Alfresco Fine Dining
I walked from the reception along the path that led to the banks of the Veera Chozha River, where Aatrupaduthal is set. This open-air, sixteen-seater restaurant accepts only pre-booked guests, preserving the intimacy of the experience. The setting is simple yet refined. No ornate walls, but trees swaying with the breeze make an animated backdrop. No live music either, but the sound from the river nearby, swollen with the season’s first rain, set the scene. Four candlelit tables sit beneath four leaf-thatched roofs, each laid with the grace of fine dining. An open kitchen stands a few steps away, its choreography on full display.
Salad And Starters
The food from the old Tamil country, which once stretched beyond today’s Tamil Nadu to parts of present-day Kerala and southern Karnataka, arrived at our table one by one. All three menus—vegetarian, meat, and seafood—began with the same salad, a mix of groundnuts, bottle gourd, and grated coconut tossed in a lemon-pepper dressing, with just enough acidity to wake up the palate.
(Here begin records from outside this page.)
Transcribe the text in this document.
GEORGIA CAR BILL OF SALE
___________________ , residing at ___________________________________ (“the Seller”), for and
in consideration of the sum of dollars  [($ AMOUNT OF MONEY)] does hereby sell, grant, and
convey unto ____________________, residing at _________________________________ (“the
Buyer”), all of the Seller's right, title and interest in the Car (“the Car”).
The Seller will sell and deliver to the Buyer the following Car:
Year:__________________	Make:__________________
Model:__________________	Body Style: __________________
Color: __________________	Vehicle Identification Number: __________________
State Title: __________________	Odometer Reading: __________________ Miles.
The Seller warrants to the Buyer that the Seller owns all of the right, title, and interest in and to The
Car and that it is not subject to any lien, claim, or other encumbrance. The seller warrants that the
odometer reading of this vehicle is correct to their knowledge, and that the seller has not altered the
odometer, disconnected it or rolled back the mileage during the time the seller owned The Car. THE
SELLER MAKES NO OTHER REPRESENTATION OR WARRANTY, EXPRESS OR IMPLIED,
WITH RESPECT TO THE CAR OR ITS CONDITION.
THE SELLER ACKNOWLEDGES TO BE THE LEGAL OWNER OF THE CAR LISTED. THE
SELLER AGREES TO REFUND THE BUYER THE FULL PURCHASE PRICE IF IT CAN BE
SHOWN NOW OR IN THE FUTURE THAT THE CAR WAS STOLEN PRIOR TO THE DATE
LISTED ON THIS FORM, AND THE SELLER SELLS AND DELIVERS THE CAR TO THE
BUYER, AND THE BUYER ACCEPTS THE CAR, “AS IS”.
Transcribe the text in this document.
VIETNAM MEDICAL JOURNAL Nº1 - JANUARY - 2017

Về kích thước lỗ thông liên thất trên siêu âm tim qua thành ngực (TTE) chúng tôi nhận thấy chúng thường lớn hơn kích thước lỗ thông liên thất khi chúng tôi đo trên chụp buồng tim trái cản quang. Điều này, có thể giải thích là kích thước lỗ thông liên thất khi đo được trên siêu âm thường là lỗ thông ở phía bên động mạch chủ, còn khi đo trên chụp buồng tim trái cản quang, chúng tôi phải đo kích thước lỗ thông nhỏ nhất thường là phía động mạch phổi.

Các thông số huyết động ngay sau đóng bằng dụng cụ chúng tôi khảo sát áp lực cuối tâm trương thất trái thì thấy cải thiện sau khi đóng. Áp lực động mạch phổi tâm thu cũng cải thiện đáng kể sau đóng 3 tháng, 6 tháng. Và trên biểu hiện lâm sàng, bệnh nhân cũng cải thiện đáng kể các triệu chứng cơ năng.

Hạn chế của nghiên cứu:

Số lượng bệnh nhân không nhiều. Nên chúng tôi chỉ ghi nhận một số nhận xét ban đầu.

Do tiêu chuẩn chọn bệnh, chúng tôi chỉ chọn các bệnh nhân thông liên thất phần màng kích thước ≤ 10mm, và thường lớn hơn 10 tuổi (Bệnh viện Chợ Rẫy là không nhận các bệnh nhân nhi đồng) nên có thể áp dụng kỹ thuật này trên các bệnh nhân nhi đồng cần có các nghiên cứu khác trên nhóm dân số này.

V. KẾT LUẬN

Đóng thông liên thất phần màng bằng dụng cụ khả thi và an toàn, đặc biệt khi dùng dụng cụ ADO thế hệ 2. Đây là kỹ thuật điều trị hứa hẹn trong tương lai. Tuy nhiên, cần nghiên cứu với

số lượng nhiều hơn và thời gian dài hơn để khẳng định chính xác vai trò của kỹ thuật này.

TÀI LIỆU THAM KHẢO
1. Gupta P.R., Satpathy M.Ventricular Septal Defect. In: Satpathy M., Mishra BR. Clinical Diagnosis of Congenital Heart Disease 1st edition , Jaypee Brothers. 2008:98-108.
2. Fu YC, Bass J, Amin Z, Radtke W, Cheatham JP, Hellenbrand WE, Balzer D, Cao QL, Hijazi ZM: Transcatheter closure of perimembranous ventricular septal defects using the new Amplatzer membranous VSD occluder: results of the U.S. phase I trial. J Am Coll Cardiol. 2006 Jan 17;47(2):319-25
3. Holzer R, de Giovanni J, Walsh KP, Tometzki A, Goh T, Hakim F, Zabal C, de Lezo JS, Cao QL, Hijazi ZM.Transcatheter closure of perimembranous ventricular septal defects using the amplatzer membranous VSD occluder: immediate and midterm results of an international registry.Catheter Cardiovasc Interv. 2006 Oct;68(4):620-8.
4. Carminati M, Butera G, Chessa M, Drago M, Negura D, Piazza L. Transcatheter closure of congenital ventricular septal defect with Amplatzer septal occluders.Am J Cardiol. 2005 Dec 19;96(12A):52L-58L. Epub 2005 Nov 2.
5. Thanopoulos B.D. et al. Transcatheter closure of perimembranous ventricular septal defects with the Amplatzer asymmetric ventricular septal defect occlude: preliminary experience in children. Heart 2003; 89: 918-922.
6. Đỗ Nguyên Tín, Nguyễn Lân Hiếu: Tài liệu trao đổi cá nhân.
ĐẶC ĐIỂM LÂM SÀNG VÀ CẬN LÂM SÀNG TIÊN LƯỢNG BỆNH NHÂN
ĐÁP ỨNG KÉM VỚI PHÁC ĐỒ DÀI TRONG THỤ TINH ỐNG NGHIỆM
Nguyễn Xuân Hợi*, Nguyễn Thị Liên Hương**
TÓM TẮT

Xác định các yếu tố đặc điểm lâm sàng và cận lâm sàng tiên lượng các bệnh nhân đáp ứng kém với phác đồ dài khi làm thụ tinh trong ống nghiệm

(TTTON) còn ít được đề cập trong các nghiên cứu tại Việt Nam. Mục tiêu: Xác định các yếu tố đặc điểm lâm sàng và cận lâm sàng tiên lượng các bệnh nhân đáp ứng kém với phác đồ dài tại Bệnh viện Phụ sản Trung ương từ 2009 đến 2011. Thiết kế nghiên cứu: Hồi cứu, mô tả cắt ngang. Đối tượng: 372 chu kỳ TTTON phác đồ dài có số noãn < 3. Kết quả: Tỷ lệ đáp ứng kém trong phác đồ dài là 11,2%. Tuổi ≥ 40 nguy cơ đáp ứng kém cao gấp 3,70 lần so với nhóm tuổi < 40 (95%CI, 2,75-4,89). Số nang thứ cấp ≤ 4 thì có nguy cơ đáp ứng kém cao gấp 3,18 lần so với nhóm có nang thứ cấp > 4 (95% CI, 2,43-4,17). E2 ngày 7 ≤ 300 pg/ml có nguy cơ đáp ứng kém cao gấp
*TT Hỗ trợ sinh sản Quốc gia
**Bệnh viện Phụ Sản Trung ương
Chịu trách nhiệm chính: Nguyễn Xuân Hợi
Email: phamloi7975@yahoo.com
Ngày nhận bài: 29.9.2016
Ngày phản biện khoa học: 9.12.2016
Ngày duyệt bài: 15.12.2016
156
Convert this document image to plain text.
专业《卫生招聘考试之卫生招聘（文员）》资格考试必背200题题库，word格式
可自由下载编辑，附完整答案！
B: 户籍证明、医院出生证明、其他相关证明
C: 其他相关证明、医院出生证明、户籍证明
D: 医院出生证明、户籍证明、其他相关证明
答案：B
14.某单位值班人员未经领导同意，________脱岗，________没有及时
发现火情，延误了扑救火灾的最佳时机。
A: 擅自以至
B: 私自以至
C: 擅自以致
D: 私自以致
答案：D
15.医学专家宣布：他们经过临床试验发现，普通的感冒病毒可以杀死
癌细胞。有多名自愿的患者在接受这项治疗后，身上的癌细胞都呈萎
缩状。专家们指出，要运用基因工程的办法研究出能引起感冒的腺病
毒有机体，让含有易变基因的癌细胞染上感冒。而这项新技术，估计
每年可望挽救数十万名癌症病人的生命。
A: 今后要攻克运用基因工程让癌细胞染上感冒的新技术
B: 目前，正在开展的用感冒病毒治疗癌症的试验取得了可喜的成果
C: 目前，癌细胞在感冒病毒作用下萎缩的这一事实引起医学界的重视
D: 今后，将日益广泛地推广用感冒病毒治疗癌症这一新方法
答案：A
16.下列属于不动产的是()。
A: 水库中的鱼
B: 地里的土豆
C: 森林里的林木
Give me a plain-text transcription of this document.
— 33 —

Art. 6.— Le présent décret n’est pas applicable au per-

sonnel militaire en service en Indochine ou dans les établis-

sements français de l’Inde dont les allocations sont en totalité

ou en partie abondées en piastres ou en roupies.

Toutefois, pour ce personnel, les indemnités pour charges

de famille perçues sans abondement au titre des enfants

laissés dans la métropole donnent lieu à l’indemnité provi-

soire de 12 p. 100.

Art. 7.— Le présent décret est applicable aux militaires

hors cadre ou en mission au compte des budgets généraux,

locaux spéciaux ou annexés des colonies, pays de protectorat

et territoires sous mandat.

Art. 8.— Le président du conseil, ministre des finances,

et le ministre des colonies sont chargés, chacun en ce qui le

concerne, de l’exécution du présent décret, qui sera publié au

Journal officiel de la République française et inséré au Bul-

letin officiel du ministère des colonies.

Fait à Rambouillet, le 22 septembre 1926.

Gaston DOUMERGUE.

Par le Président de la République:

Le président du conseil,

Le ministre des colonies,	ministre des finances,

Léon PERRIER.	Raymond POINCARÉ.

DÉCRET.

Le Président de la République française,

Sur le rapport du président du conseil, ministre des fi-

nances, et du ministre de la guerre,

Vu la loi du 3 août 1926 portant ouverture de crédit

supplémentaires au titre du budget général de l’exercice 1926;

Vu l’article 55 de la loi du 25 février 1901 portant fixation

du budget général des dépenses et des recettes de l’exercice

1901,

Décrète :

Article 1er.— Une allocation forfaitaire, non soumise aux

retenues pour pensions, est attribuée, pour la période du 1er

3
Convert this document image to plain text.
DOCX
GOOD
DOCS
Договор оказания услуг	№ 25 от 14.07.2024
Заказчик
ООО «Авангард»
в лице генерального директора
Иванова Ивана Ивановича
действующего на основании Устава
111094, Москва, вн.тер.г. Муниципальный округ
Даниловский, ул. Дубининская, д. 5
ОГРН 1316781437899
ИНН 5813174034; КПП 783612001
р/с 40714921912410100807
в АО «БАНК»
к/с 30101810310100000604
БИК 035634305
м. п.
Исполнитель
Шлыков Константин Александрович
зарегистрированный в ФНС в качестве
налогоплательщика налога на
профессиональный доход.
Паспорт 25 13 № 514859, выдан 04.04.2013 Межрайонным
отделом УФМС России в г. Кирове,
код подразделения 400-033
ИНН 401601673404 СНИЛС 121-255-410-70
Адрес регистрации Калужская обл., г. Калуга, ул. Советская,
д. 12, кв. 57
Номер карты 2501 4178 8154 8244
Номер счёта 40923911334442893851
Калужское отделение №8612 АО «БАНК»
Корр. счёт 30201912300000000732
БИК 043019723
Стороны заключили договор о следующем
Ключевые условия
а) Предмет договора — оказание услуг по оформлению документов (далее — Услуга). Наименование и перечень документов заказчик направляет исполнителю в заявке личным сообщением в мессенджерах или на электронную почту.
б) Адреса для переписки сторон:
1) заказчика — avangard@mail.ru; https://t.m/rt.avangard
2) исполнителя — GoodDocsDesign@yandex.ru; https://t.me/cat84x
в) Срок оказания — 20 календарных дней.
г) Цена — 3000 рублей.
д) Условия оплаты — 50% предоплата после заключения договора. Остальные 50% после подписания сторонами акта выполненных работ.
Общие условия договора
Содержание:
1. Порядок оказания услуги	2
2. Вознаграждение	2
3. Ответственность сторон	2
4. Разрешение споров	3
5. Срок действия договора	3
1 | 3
The meat starters opened with quail, fried in ghee and flavoured with sesame. Then came the grilled chicken, its flavour heightened by ginger and shallots. The mutton was served two ways, one portion grilled to perfection, the other cooked with a spiced foxtail millet masala. The seafood selection included squid, mackerel, and tiger prawns, each grilled with a spice mix. There was crab too, grilled until just tender. The vegetarian spread included grilled country vegetables, crisp raw banana fritters with coconut chutney, steamed rice dumplings with ginger and mango relish, and a rice-lentil pancake made memorable by a jaggery-butter spread.
Main Course
On the meat menu, the mutton paired with aromatic short-grain rice was the showstopper. A second version of mutton followed in the form of a curry that leaned on ginger flavour. The country chicken was stewed in a mellow fennel-based sauce. On the seafood menu, the mutton rice gave way to murrel fish. Anchovies arrived in a coconut-rich stew, while the prawns, cooked in a pepper and cumin sauce, were bold but balanced. The vegetarian course came with a twist—a rice preparation with yam and mushroom, and the revelation that mushrooms were used in those times was surprising. A millet pancake with horse gram gravy and a drumstick curry appeared across all three menus. The coconut-based gravy of potato and a broad bean and groundnut stew rounded out the meal, each dish modest but memorable.
Dessert
The dessert course was shared across all three menus, but that didn’t make it any less distinctive. A halwa made from kodo millet and jaggery arrived first, comforting without being overly sweet. The foxtail millet payasam followed, lightly sweetened by liquorice and rock candy. Then came the black urad dal cooked in thick palm jaggery syrup, a dish that didn’t hold back on sweetness. The final offering was a steamed cake made from moong dal, jaggery, and grated coconut that felt like a thoughtful sign-off.